Quatre plateformes de planification dominent le marché entreprise. Kinaxis, o9, SAP IBP et Blue Yonder. Les étiquettes combinées vont de 500 000 à 2 millions de dollars par an. Le temps avant première valeur s’étale entre 12 et 18 mois. Des équipes dédiées de trois à huit ETP les maintiennent en vie. Et pourtant, la plupart des équipes planning font encore tourner leur S&OP sur Excel. C’est sur ce gouffre que pivote désormais le débat IA.

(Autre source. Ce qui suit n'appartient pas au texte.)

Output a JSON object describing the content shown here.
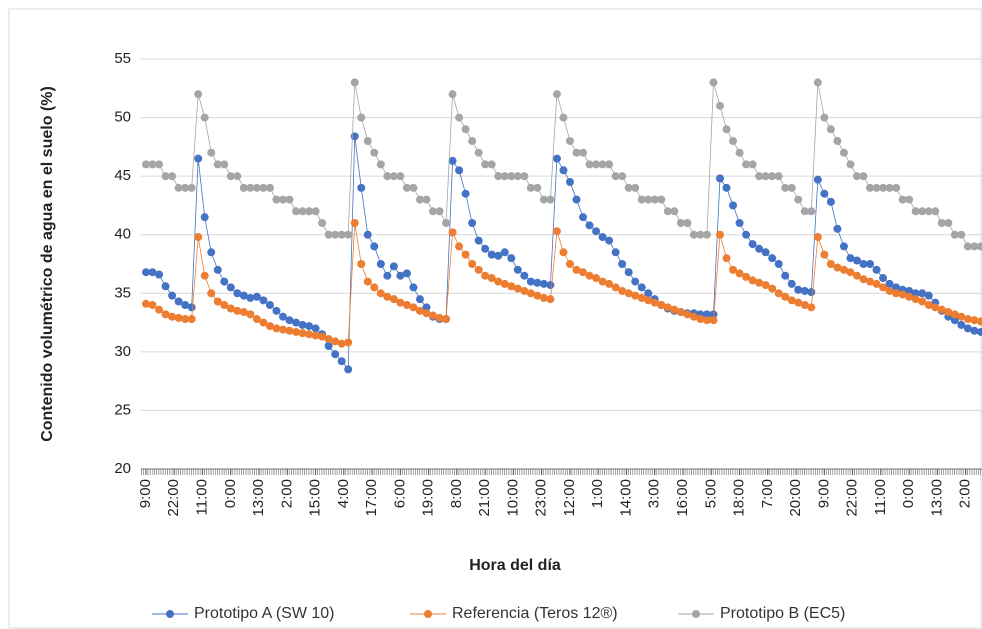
{
  "chart_data": {
    "type": "line",
    "y_label": "Contenido volumétrico de agua en el suelo (%)",
    "x_label": "Hora del día",
    "xlim": [
      -2.3,
      384.5
    ],
    "xticks": [
      {
        "value": 0,
        "label": "9:00"
      },
      {
        "value": 13,
        "label": "22:00"
      },
      {
        "value": 26,
        "label": "11:00"
      },
      {
        "value": 39,
        "label": "0:00"
      },
      {
        "value": 52,
        "label": "13:00"
      },
      {
        "value": 65,
        "label": "2:00"
      },
      {
        "value": 78,
        "label": "15:00"
      },
      {
        "value": 91,
        "label": "4:00"
      },
      {
        "value": 104,
        "label": "17:00"
      },
      {
        "value": 117,
        "label": "6:00"
      },
      {
        "value": 130,
        "label": "19:00"
      },
      {
        "value": 143,
        "label": "8:00"
      },
      {
        "value": 156,
        "label": "21:00"
      },
      {
        "value": 169,
        "label": "10:00"
      },
      {
        "value": 182,
        "label": "23:00"
      },
      {
        "value": 195,
        "label": "12:00"
      },
      {
        "value": 208,
        "label": "1:00"
      },
      {
        "value": 221,
        "label": "14:00"
      },
      {
        "value": 234,
        "label": "3:00"
      },
      {
        "value": 247,
        "label": "16:00"
      },
      {
        "value": 260,
        "label": "5:00"
      },
      {
        "value": 273,
        "label": "18:00"
      },
      {
        "value": 286,
        "label": "7:00"
      },
      {
        "value": 299,
        "label": "20:00"
      },
      {
        "value": 312,
        "label": "9:00"
      },
      {
        "value": 325,
        "label": "22:00"
      },
      {
        "value": 338,
        "label": "11:00"
      },
      {
        "value": 351,
        "label": "0:00"
      },
      {
        "value": 364,
        "label": "13:00"
      },
      {
        "value": 377,
        "label": "2:00"
      }
    ],
    "ylim": [
      20,
      55
    ],
    "yticks": [
      20,
      25,
      30,
      35,
      40,
      45,
      50,
      55
    ],
    "grid": true,
    "legend": "bottom",
    "x": [
      0,
      3,
      6,
      9,
      12,
      15,
      18,
      21,
      24,
      27,
      30,
      33,
      36,
      39,
      42,
      45,
      48,
      51,
      54,
      57,
      60,
      63,
      66,
      69,
      72,
      75,
      78,
      81,
      84,
      87,
      90,
      93,
      96,
      99,
      102,
      105,
      108,
      111,
      114,
      117,
      120,
      123,
      126,
      129,
      132,
      135,
      138,
      141,
      144,
      147,
      150,
      153,
      156,
      159,
      162,
      165,
      168,
      171,
      174,
      177,
      180,
      183,
      186,
      189,
      192,
      195,
      198,
      201,
      204,
      207,
      210,
      213,
      216,
      219,
      222,
      225,
      228,
      231,
      234,
      237,
      240,
      243,
      246,
      249,
      252,
      255,
      258,
      261,
      264,
      267,
      270,
      273,
      276,
      279,
      282,
      285,
      288,
      291,
      294,
      297,
      300,
      303,
      306,
      309,
      312,
      315,
      318,
      321,
      324,
      327,
      330,
      333,
      336,
      339,
      342,
      345,
      348,
      351,
      354,
      357,
      360,
      363,
      366,
      369,
      372,
      375,
      378,
      381,
      384
    ],
    "series": [
      {
        "name": "Prototipo A (SW 10)",
        "color": "#4472c4",
        "values": [
          36.8,
          36.8,
          36.6,
          35.6,
          34.8,
          34.3,
          34.0,
          33.8,
          46.5,
          41.5,
          38.5,
          37.0,
          36.0,
          35.5,
          35.0,
          34.8,
          34.6,
          34.7,
          34.4,
          34.0,
          33.5,
          33.0,
          32.7,
          32.5,
          32.3,
          32.2,
          32.0,
          31.5,
          30.5,
          29.8,
          29.2,
          28.5,
          48.4,
          44.0,
          40.0,
          39.0,
          37.5,
          36.5,
          37.3,
          36.5,
          36.7,
          35.5,
          34.5,
          33.8,
          33.0,
          32.8,
          32.8,
          46.3,
          45.5,
          43.5,
          41.0,
          39.5,
          38.8,
          38.3,
          38.2,
          38.5,
          38.0,
          37.0,
          36.5,
          36.0,
          35.9,
          35.8,
          35.7,
          46.5,
          45.5,
          44.5,
          43.0,
          41.5,
          40.8,
          40.3,
          39.8,
          39.5,
          38.5,
          37.5,
          36.8,
          36.0,
          35.5,
          35.0,
          34.5,
          34.0,
          33.7,
          33.5,
          33.4,
          33.3,
          33.3,
          33.2,
          33.2,
          33.2,
          44.8,
          44.0,
          42.5,
          41.0,
          40.0,
          39.2,
          38.8,
          38.5,
          38.0,
          37.5,
          36.5,
          35.8,
          35.3,
          35.2,
          35.1,
          44.7,
          43.5,
          42.8,
          40.5,
          39.0,
          38.0,
          37.8,
          37.5,
          37.5,
          37.0,
          36.3,
          35.8,
          35.5,
          35.3,
          35.2,
          35.0,
          35.0,
          34.8,
          34.2,
          33.5,
          33.0,
          32.7,
          32.3,
          32.0,
          31.8,
          31.7
        ]
      },
      {
        "name": "Referencia (Teros 12®)",
        "color": "#ed7d31",
        "values": [
          34.1,
          34.0,
          33.6,
          33.2,
          33.0,
          32.9,
          32.8,
          32.8,
          39.8,
          36.5,
          35.0,
          34.3,
          34.0,
          33.7,
          33.5,
          33.4,
          33.2,
          32.8,
          32.5,
          32.2,
          32.0,
          31.9,
          31.8,
          31.7,
          31.6,
          31.5,
          31.4,
          31.3,
          31.1,
          30.9,
          30.7,
          30.8,
          41.0,
          37.5,
          36.0,
          35.5,
          35.0,
          34.7,
          34.5,
          34.2,
          34.0,
          33.8,
          33.5,
          33.3,
          33.1,
          32.9,
          32.8,
          40.2,
          39.0,
          38.3,
          37.5,
          37.0,
          36.5,
          36.3,
          36.0,
          35.8,
          35.6,
          35.4,
          35.2,
          35.0,
          34.8,
          34.6,
          34.5,
          40.3,
          38.5,
          37.5,
          37.0,
          36.8,
          36.5,
          36.3,
          36.0,
          35.8,
          35.5,
          35.2,
          35.0,
          34.8,
          34.6,
          34.4,
          34.2,
          34.0,
          33.8,
          33.6,
          33.4,
          33.2,
          33.0,
          32.8,
          32.7,
          32.7,
          40.0,
          38.0,
          37.0,
          36.7,
          36.4,
          36.1,
          35.9,
          35.7,
          35.4,
          35.0,
          34.7,
          34.4,
          34.2,
          34.0,
          33.8,
          39.8,
          38.3,
          37.5,
          37.2,
          37.0,
          36.8,
          36.5,
          36.2,
          36.0,
          35.8,
          35.5,
          35.2,
          35.0,
          34.9,
          34.7,
          34.5,
          34.3,
          34.0,
          33.8,
          33.6,
          33.4,
          33.2,
          33.0,
          32.8,
          32.7,
          32.6
        ]
      },
      {
        "name": "Prototipo B (EC5)",
        "color": "#a5a5a5",
        "values": [
          46,
          46,
          46,
          45,
          45,
          44,
          44,
          44,
          52,
          50,
          47,
          46,
          46,
          45,
          45,
          44,
          44,
          44,
          44,
          44,
          43,
          43,
          43,
          42,
          42,
          42,
          42,
          41,
          40,
          40,
          40,
          40,
          53,
          50,
          48,
          47,
          46,
          45,
          45,
          45,
          44,
          44,
          43,
          43,
          42,
          42,
          41,
          52,
          50,
          49,
          48,
          47,
          46,
          46,
          45,
          45,
          45,
          45,
          45,
          44,
          44,
          43,
          43,
          52,
          50,
          48,
          47,
          47,
          46,
          46,
          46,
          46,
          45,
          45,
          44,
          44,
          43,
          43,
          43,
          43,
          42,
          42,
          41,
          41,
          40,
          40,
          40,
          53,
          51,
          49,
          48,
          47,
          46,
          46,
          45,
          45,
          45,
          45,
          44,
          44,
          43,
          42,
          42,
          53,
          50,
          49,
          48,
          47,
          46,
          45,
          45,
          44,
          44,
          44,
          44,
          44,
          43,
          43,
          42,
          42,
          42,
          42,
          41,
          41,
          40,
          40,
          39,
          39,
          39
        ]
      }
    ]
  }
}
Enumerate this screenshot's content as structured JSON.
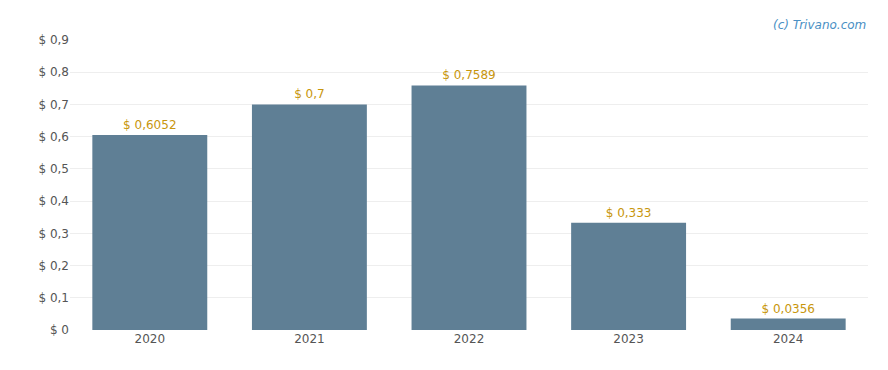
{
  "chart_data": {
    "type": "bar",
    "categories": [
      "2020",
      "2021",
      "2022",
      "2023",
      "2024"
    ],
    "values": [
      0.6052,
      0.7,
      0.7589,
      0.333,
      0.0356
    ],
    "value_labels": [
      "$ 0,6052",
      "$ 0,7",
      "$ 0,7589",
      "$ 0,333",
      "$ 0,0356"
    ],
    "data_labels": true,
    "color": "#5f7f95",
    "ylim": [
      0,
      0.9
    ],
    "yticks": [
      {
        "value": 0,
        "label": "$ 0"
      },
      {
        "value": 0.1,
        "label": "$ 0,1"
      },
      {
        "value": 0.2,
        "label": "$ 0,2"
      },
      {
        "value": 0.3,
        "label": "$ 0,3"
      },
      {
        "value": 0.4,
        "label": "$ 0,4"
      },
      {
        "value": 0.5,
        "label": "$ 0,5"
      },
      {
        "value": 0.6,
        "label": "$ 0,6"
      },
      {
        "value": 0.7,
        "label": "$ 0,7"
      },
      {
        "value": 0.8,
        "label": "$ 0,8"
      },
      {
        "value": 0.9,
        "label": "$ 0,9"
      }
    ],
    "grid": true,
    "annotations": [
      "(c) Trivano.com"
    ]
  }
}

Le débat a pris de l’ampleur après un post d’Alain Matar, Senior IBP Leader. Il a expliqué avoir construit un moteur de planification IBP en navigateur, à partir de zéro, avec Claude AI. Dix-neuf étapes de planification. Neuf modèles de prévision. Trente-cinq utilisateurs. Aucun fournisseur, aucun partenaire d’intégration, aucune licence à six chiffres. “Just deep domain knowledge, a clear process design, and AI as the engineering partner.” Le post a attiré des architectes de planification, des consultants entreprise, des CEO et des praticiens seniors qui se sont divisés nettement sur ce que cette construction prouve réellement.